11. The method of claim 10, further comprising:

selecting an intervention that has been identified as having a protective effect as a candidate intervention;

applying the candidate intervention to an in vivo model of a disorder or condition associated with aging, optionally wherein the model is a non-human test animal or a human subject in a clinical trial; and

determining whether the candidate intervention has a protective effect on the disorder or condition related to aging.

12. A method of predicting an effect of an intervention on aging, the method comprising:

providing a biological test system, optionally a cell, tissue, organ, or organism; and

determining methylation of one or more causal CpG sites identified in Tables A, B, and/or C;

applying an intervention to the system,

determining methylation of the one or more causal CpG sites during and/or after an application of an intervention;

comparing the methylation of the one or more causal CpG sites to a reference pattern of methylation; and

identifying an intervention as having a protective effect on aging when changes in methylation are observed that are consistent with protection, and/or identifying an intervention as having a damaging effect on aging when changes in methylation are observed that are consistent with damage.

13. The method of claim 12, comprising determining methylation of 5, 10, 20, 30, 40, 50, 60, 70, 80, 90, 100, 125, 150, or more of the causal CpG sites.

14. The method of claim 13, comprising determining methylation of up to 100, 125, 150, 175, 200, 250, 300, 350, 400, 500, or 1,000 CpG sites, including determining methylation of at least 5, 10, 20, 30, 40, 50, 60, 70, 80, 90, 100, 125, 150, or all of the causal CpG sites.

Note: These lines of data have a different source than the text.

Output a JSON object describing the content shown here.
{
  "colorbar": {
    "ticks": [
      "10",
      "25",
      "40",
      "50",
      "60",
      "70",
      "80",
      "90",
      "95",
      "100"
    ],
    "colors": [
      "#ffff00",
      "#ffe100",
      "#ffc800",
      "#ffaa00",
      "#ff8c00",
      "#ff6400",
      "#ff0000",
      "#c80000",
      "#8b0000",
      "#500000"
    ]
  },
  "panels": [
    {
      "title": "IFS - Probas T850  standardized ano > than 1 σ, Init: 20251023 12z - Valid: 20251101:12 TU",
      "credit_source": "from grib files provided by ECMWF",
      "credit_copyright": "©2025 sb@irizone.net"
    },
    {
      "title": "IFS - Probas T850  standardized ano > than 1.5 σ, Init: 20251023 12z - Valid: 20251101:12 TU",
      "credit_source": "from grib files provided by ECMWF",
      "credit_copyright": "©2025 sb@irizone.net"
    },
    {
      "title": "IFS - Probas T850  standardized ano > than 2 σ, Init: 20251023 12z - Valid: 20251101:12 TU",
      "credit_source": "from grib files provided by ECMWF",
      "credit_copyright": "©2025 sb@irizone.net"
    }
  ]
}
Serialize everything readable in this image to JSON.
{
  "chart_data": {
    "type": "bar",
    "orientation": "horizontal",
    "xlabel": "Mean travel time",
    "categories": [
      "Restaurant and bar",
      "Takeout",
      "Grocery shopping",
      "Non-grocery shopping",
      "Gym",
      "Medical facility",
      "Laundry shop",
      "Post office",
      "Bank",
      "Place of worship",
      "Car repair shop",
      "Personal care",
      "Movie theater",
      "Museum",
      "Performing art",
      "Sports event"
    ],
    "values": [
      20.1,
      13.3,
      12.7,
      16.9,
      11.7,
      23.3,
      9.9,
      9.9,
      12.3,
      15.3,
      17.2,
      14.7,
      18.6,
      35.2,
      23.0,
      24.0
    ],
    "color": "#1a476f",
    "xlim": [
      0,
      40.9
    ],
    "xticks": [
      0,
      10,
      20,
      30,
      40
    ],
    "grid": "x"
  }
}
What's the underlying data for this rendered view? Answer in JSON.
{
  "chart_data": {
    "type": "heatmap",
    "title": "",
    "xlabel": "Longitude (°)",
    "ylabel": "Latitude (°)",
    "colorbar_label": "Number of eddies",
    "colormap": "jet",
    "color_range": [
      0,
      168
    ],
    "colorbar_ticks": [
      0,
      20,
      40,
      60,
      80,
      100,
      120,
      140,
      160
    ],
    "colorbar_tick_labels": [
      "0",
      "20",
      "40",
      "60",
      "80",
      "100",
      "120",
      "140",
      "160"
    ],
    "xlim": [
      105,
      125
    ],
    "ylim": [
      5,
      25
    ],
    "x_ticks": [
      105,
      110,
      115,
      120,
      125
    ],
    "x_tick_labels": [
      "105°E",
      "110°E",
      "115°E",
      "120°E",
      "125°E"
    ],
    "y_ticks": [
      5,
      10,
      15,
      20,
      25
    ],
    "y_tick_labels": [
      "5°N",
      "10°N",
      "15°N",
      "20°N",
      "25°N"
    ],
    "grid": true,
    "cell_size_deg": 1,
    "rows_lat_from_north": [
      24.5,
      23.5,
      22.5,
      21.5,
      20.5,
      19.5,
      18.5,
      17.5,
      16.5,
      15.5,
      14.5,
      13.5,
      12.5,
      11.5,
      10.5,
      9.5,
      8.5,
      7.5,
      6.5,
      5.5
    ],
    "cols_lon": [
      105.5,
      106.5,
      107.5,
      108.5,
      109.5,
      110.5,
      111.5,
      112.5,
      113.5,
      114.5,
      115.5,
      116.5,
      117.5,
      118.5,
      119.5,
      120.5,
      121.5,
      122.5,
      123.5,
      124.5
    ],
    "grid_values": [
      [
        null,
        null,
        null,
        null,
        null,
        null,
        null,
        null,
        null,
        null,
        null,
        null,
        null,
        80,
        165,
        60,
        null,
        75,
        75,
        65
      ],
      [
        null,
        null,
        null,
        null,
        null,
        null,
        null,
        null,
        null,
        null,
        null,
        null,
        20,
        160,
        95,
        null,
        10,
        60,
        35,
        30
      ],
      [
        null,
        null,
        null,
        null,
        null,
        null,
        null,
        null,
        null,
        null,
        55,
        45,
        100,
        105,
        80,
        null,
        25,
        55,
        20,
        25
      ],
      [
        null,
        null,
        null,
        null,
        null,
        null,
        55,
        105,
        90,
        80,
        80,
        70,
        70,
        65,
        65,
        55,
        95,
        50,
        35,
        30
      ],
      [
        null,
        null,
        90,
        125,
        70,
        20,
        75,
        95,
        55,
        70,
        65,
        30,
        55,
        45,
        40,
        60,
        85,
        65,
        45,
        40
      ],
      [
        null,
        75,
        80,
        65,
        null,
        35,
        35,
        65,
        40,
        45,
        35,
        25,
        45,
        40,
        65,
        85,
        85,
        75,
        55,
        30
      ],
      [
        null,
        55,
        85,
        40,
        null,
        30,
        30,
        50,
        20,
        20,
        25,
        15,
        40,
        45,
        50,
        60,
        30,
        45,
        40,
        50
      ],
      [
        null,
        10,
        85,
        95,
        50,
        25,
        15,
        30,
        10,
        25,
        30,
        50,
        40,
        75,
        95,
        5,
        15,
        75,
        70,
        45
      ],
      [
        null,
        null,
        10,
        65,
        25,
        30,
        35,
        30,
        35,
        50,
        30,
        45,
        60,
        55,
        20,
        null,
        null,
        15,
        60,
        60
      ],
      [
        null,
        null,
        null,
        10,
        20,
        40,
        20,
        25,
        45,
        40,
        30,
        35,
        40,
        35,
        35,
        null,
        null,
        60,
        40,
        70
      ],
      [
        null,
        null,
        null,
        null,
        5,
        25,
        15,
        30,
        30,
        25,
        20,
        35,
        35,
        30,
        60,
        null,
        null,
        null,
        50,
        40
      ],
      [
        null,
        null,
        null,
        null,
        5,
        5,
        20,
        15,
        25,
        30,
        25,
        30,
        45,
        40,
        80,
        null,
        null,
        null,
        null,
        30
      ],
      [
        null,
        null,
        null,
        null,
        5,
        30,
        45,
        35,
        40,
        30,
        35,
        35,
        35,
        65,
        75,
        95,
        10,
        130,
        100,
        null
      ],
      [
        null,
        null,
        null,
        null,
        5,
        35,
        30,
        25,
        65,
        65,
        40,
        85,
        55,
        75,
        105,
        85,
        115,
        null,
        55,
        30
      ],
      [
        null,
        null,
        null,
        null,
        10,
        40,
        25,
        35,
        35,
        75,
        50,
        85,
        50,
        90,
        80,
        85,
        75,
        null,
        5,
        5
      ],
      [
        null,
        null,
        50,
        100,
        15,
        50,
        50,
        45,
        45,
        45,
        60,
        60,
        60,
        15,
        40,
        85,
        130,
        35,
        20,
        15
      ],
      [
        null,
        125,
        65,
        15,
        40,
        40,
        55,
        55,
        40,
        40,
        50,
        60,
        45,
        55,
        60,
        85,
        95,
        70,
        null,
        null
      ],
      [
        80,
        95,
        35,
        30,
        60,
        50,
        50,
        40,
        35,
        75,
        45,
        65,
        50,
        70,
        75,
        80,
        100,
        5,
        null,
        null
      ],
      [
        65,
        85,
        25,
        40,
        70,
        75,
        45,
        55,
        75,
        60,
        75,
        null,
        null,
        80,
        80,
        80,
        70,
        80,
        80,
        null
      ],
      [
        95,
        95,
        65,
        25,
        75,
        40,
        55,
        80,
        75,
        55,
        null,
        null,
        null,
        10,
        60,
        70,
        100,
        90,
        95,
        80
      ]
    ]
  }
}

15. The method of claim 12, wherein the reference pattern is a baseline methylation pattern obtained in the same test system before application of an intervention, or a level or range obtained earlier in time in the same test system, or a level or range in a reference system that represents the level or range of methylation in the absence of an intervention.

16. The method of claim 12, comprising determining methylation of a plurality of causal CpG sites, and calculating a score using an algorithm to calculate the cumulative effect on aging or age-related outcomes, optionally wherein the algorithm comprises using a manual or software-based modeling algorithm, optionally wherein the algorithm comprises a linear algorithm; principal component analysis (PCA); classification or decision trees; elastic net analysis; linear and polynomial support vector machines (SMV); shrunken centroids; random forest algorithms; support vector machines; or neural networks.

17. The method of claim 16, comprising calculating a predicted age using the determined methylation and applying an algorithm to the levels.

18. The method of claim 17, wherein the algorithm comprises:

PredictedAge = intercept + b ⁢ 1 * CpG ⁢ 1 + b ⁢ 2 * CpG ⁢ 2 + … + bn * CpGn

where b1−bn are the model coefficient ‘estimate’ from Tables A, B, and/or C and CpG1−CpGn are the methylation level of given CpG sites (on a scale of 0-1).

19. The method of claim 18, further comprising:

selecting an intervention that has been identified as having a protective effect as a candidate intervention;

applying the candidate intervention to an in vivo model of a disorder or condition associated with aging, optionally wherein the model is a non-human test animal or a human subject in a clinical trial; and

determining whether the candidate intervention has a protective effect on the disorder or condition related to aging.